Drivers in California should know that truckers are not always to blame for truck accidents. In the Large Truck Crash Causation Study, which involved some 963 truck crash cases, truckers were to blame for 44% of two-vehicle crashes. The LTCCS was released in 2007 and is considered a definitive study of the common factors in truck crashes.

This study, conducted by the Federal Motor Carrier Safety Administration and the National Highway Traffic Safety Administration over a 33-month period, has pinpointed three errors that truckers frequently made that led them to cause a crash. They are speeding, driving with bad brakes and the negligent driving that comes with failing to plan routes in advance.

Braking problems were the “critical reason” for 29% of those two-vehicle crashes where truckers were to blame. Speeding came in second (23%) and unfamiliarity with roadways third (22%). Of the three, though, speeding made it the most likely for a trucker to be assigned the critical reason in a crash (670%).

Brake problems made it 170% likelier than when a truck driver has properly adjusted brakes. Unfamiliarity made it 100% likelier than when a trucker actually plans all routes and turns ahead of time and knows what distances to travel.
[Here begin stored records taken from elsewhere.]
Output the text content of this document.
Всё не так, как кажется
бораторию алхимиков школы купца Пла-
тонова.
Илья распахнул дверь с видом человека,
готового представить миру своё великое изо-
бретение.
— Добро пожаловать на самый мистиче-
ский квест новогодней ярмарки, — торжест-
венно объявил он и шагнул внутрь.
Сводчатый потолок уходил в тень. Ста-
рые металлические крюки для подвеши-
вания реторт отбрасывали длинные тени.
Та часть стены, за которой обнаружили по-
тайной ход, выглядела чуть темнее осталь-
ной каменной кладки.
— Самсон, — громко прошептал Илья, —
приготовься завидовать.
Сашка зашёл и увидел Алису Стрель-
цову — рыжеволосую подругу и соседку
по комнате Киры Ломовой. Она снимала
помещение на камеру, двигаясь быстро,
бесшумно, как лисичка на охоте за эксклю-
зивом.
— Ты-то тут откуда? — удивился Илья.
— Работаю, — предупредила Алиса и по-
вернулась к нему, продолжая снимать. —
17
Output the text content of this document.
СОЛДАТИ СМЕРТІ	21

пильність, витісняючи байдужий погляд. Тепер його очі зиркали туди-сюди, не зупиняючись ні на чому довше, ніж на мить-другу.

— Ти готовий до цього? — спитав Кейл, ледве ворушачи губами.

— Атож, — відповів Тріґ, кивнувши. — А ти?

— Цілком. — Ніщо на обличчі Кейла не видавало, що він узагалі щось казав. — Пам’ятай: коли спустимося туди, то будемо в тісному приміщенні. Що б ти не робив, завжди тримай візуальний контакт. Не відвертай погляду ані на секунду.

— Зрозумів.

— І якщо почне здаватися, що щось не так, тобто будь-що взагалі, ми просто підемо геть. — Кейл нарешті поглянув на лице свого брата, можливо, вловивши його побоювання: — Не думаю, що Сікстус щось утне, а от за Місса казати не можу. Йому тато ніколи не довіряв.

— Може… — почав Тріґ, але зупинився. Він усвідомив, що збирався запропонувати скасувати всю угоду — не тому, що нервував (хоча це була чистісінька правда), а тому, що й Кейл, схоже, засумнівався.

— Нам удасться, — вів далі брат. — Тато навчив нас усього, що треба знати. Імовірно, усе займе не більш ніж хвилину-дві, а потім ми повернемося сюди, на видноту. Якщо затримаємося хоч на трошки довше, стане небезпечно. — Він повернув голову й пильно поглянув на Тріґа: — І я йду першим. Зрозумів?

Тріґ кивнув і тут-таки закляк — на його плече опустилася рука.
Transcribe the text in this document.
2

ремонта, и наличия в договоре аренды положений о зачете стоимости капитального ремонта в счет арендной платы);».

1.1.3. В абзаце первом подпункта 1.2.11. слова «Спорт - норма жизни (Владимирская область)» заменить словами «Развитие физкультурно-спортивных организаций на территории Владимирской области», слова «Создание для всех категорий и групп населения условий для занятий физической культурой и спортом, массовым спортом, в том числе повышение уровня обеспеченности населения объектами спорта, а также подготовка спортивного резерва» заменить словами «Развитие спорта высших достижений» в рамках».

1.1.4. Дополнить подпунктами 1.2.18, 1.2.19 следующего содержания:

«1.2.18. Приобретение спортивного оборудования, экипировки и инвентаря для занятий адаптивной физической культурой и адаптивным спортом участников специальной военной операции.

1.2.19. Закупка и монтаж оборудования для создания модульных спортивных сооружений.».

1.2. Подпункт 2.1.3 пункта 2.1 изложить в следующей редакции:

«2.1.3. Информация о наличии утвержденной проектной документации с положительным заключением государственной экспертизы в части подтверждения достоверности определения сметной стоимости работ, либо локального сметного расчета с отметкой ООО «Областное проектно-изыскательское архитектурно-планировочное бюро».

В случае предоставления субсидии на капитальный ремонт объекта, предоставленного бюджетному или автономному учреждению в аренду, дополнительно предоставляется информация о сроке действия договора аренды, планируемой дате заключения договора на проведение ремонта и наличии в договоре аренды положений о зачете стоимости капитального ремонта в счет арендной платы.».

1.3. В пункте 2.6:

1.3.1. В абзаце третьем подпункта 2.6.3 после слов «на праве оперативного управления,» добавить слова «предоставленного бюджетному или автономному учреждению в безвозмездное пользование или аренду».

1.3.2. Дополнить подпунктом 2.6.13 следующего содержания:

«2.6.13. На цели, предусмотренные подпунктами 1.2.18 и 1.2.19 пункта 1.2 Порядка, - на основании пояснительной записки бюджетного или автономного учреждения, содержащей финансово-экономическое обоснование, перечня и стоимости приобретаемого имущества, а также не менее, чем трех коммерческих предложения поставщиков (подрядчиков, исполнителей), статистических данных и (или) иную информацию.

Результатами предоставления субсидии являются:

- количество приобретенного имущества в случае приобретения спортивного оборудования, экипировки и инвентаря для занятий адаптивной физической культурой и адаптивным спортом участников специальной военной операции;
In those cases where truckers are to blame for truck accidents, injury victims might be able to file a claim against the trucking company or another responsible party. There are cases where truckers may crash because of a defective part, in which case one may file against the parts manufacturer. Whatever the nature of the case, victims might consider seeing a lawyer before anything else. A lawyer may assist with the gathering of proof against the defendant and then proceed to negotiations. If a settlement cannot be achieved, the lawyer might litigate.